We sped up the road, drove back through the rock cutting and headed towards the wood.
'By the pricking of my thumbs,' remarked Shgakespeafe in an ominous tone of voice, 'something wicked this way comes!'
'There!' yelled Millon, pointing a quivering finger out of the window. I caught a glimpse of a large beast before it vanished behind a fallen oak, then another jumping from one tree to another. They weren't hiding themselves any more. We could all see them as we drove down the wooded road, past the abandoned cars. Lolloping beasts of a ragged shape flitted through the woods, experimental creations of an industry before regulation. We heard a thump as one leapt out of the woods, sprang upon the steel roof of the car and then disappeared with a whoop into the forest. I looked out of the rear window and saw something unspeakably nasty scrabble across the road behind us. I drew my automatic and Stig wound down the window, tranquilliser gun at the ready. We rounded the next corner and Bowden stamped on the brakes. A row of chimeras had placed themselves across the road. Bowden threw the car into reverse but a tree came crashing down behind us, cutting off our escape. We had driven into the trap, the trap was sprung — and all that remained was for the trapper to do with the trapped whatever they wished.
'How many?' 1 asked.
'Ten up front,' said Bowden.
'Two dozen behind,' answered Stig.
'Lots either side!' quivered Millon, who was more used to making up facts to fit his bizarre conspiracy theories than actually witnessing any first hand.
'What a sign it is of evil life,' murmured Shgakespeafe, 'Where death's approach is seen so terrible!'
'Okay,' I muttered, 'everyone stay calm and when I say, open fire.'
'We will not survive,' said Stig in a matter-of-fact tone. 'Too many of them, not enough of us. We suggest a different strategy.'
'And that is?'
Stig was momentarily lost for words.
'We do not know. Just different .'
The chimeras slavered and emitted low moans as they moved closer.
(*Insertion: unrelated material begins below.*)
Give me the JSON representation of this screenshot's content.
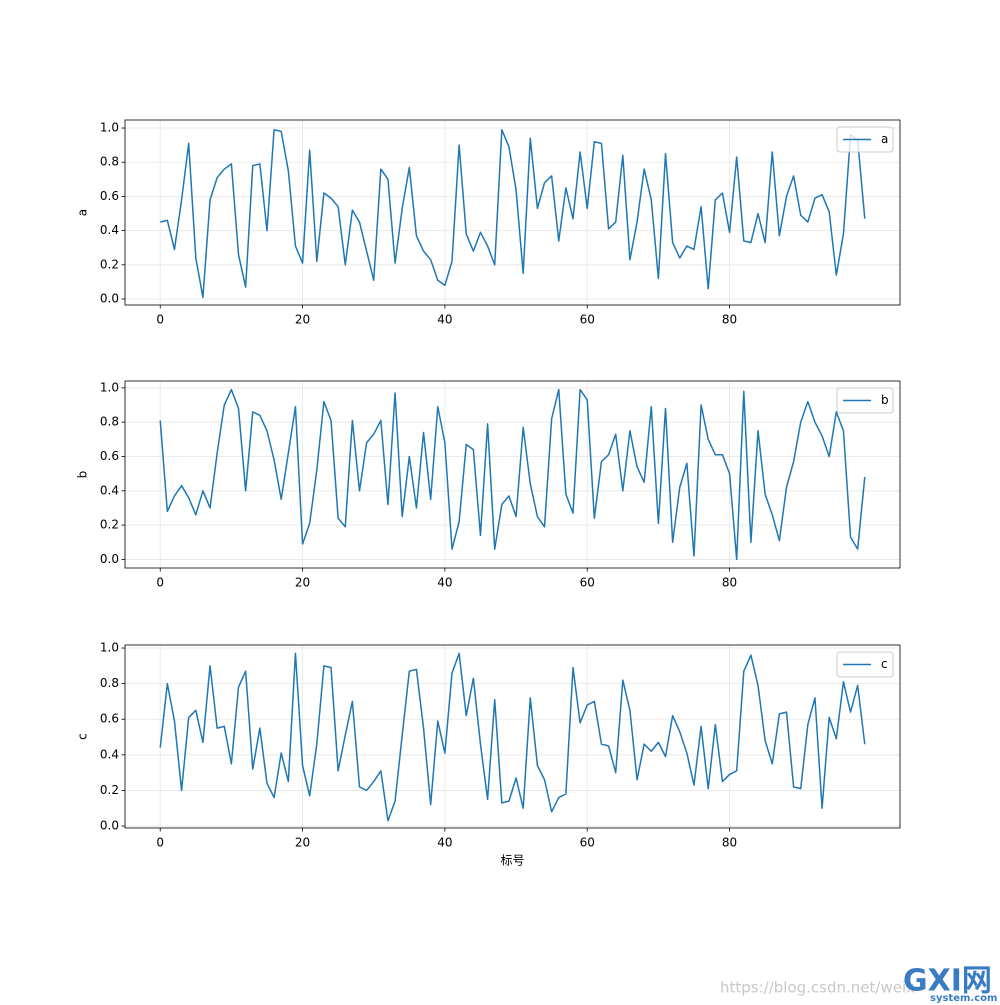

Each one was a kaleidoscope of varying body parts, as though their creators had been indulging in some sort of perverse genetic mix-and-match one-upmanship.
'When I count to three rev up and drop the clutch,' I instructed Bowden. 'The rest of you open up with everything we've got.' I handed Bowden's gun to Floss. 'Know how to use one of these?'
He nodded and flipped off the safety.
'One . . . Two . . .'
I stopped counting because a cry from the woods had startled the chimeras. Those that had ears pricked them up, paused, then began to depart in fright. It wasn't an occasion for relief. Chimeras are bad but something that frightened chimeras could only be worse. We heard the cry again.
'It sounds human,' murmured Bowden.
' How human?' added Millon.
There followed several more cries from more than one individual, and as the last of the terrified chimeras vanished into the undergrowth I breathed a sigh of relief. A group of men appeared out of the brush to our right. They were all extremely short and wore the faded and tattered uniform of what appeared to be the French army. Some wore shabby cockaded hats, others had no jackets at all and some only a dirty white linen shirt. My relief was short-lived. They stood at the edge of the forest and regarded us suspiciously, heavy cudgels in their hands.
' Qu'est-ce que c'est ?' said one, pointing at us.